Angelini Claudia, De Canditiis Daniela, Mutarelli Margherita, Pensky Marianna
Istituto per le Applicazioni del Calcolo.
Stat Appl Genet Mol Biol. 2007;6:Article24. doi: 10.2202/1544-6115.1299. Epub 2007 Sep 16.
The objective of the present paper is to develop a truly functional Bayesian method specifically designed for time series microarray data. The method allows one to identify differentially expressed genes in a time-course microarray experiment, to rank them and to estimate their expression profiles. Each gene expression profile is modeled as an expansion over some orthonormal basis, where the coefficients and the number of basis functions are estimated from the data. The proposed procedure deals successfully with various technical difficulties that arise in typical microarray experiments such as a small number of observations, non-uniform sampling intervals and missing or replicated data. The procedure allows one to account for various types of errors and offers a good compromise between nonparametric techniques and techniques based on normality assumptions. In addition, all evaluations are performed using analytic expressions, so the entire procedure requires very small computational effort. The procedure is studied using both simulated and real data, and is compared with competitive recent approaches. Finally, the procedure is applied to a case study of a human breast cancer cell line stimulated with estrogen. We succeeded in finding new significant genes that were not marked in an earlier work on the same dataset.

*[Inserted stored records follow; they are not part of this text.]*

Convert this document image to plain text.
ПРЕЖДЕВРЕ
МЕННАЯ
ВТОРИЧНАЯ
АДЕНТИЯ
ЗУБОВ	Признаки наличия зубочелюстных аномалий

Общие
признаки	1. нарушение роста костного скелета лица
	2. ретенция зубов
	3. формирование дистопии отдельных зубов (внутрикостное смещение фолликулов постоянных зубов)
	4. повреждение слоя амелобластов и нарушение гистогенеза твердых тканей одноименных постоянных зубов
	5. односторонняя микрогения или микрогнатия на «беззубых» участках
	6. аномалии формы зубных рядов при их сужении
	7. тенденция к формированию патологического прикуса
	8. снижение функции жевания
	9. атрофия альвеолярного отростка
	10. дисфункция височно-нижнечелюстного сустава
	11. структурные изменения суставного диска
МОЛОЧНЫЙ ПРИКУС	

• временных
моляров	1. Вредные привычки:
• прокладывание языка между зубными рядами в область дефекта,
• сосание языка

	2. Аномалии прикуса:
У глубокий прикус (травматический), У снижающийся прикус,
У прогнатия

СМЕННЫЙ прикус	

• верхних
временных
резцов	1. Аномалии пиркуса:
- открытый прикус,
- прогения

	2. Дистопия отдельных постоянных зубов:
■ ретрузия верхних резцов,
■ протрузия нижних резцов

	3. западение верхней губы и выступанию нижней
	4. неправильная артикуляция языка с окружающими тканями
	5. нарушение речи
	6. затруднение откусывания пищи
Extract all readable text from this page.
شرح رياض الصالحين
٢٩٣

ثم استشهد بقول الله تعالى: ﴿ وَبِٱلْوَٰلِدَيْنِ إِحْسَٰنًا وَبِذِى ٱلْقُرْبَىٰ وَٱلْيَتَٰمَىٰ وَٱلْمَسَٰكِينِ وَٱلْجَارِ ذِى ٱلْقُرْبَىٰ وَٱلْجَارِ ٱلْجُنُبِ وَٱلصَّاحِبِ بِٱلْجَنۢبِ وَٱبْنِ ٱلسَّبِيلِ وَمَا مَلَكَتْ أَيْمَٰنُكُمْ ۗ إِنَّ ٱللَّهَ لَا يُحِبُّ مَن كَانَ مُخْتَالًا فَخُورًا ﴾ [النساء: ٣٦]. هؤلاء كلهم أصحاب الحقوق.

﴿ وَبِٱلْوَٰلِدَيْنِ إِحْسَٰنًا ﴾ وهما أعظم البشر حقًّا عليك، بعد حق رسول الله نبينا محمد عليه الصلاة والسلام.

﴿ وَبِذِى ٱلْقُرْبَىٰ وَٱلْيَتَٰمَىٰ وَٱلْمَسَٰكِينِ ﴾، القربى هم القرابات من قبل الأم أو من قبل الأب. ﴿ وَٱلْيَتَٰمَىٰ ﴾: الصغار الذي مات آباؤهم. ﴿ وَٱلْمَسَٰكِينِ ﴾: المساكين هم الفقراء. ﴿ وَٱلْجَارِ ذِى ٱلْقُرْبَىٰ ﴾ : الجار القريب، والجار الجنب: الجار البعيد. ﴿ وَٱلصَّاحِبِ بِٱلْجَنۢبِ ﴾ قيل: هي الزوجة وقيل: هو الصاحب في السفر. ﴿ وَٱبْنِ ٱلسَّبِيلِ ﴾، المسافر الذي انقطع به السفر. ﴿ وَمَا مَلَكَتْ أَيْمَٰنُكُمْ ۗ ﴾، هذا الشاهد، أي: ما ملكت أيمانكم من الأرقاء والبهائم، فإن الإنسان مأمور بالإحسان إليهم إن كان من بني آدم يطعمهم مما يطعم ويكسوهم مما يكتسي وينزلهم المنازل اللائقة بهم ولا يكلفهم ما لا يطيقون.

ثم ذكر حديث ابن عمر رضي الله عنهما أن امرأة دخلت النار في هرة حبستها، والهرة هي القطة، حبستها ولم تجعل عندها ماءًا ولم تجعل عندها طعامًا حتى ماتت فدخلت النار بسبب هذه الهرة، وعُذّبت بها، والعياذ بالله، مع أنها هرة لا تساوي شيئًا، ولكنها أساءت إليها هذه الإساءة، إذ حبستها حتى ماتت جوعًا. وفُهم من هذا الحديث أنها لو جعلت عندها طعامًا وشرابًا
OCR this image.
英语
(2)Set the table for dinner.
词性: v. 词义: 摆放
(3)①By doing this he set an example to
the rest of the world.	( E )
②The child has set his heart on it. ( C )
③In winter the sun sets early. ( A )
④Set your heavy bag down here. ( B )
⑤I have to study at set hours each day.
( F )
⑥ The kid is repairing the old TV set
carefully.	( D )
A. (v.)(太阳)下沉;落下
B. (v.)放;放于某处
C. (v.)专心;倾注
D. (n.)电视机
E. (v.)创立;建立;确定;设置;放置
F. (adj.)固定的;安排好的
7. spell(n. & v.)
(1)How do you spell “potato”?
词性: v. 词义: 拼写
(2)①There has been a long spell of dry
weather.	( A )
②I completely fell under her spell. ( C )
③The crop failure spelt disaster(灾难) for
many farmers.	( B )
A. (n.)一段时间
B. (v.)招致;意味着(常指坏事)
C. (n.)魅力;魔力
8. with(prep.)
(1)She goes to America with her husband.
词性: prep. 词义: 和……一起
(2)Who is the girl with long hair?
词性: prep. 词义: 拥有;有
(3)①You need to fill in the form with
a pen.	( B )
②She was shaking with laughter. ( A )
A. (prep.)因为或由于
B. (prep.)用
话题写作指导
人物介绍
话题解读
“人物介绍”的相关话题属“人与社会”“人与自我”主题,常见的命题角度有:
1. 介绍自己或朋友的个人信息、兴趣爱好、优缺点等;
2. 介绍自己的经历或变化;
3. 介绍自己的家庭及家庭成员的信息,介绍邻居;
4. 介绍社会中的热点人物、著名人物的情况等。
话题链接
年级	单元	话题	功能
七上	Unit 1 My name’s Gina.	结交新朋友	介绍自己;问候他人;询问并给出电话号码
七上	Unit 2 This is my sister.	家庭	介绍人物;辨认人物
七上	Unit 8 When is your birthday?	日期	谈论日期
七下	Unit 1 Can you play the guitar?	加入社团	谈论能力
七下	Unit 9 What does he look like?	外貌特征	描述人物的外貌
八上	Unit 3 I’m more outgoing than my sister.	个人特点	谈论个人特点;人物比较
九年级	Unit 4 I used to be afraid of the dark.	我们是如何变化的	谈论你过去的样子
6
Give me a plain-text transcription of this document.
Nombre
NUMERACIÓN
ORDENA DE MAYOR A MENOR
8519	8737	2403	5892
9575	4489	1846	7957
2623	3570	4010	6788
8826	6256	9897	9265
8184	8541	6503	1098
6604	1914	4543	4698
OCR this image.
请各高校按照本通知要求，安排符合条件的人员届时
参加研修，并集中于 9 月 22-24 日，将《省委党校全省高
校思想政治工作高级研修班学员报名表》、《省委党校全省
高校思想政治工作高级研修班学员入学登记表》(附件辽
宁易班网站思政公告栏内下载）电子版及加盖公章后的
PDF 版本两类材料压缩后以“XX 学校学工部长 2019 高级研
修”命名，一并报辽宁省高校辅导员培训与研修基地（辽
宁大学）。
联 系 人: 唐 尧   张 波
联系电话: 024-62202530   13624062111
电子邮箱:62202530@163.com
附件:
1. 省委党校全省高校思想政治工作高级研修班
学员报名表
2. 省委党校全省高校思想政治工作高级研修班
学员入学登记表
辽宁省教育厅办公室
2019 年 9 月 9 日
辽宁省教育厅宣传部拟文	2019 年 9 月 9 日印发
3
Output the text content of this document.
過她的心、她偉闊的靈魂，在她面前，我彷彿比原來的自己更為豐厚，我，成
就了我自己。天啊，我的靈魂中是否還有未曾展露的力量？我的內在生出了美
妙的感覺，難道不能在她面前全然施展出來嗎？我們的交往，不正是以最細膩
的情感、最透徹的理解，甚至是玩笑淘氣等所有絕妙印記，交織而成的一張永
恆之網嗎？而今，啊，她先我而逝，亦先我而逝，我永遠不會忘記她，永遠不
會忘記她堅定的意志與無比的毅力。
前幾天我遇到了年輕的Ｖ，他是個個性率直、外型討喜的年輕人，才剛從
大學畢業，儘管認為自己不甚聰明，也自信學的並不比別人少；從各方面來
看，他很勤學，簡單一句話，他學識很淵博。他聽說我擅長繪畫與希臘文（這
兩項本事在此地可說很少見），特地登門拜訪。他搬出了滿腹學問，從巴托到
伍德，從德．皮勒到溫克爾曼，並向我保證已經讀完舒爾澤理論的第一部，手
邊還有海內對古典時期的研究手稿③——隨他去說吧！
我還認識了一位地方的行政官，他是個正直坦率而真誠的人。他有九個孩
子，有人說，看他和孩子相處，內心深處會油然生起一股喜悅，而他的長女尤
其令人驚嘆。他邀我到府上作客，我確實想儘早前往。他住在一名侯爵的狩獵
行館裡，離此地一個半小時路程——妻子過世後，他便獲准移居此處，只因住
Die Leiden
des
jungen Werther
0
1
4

本文的目的是开发一种专门为时间序列微阵列数据设计的真正实用的贝叶斯方法。该方法能够在时间进程微阵列实验中识别差异表达基因,对其进行排名并估计其表达谱。每个基因表达谱被建模为在某个正交基上的展开,其中系数和基函数的数量从数据中估计得出。所提出的程序成功地处理了典型微阵列实验中出现的各种技术难题,如观测值数量少、采样间隔不均匀以及数据缺失或重复等问题。该程序允许考虑各种类型的误差,并在非参数技术和基于正态性假设的技术之间提供了良好的折衷方案。此外,所有评估均使用解析表达式进行,因此整个程序所需的计算量非常小。使用模拟数据和真实数据对该程序进行了研究,并与近期的竞争方法进行了比较。最后,将该程序应用于雌激素刺激的人乳腺癌细胞系的案例研究。我们成功地发现了在同一数据集的早期工作中未被标记的新的重要基因。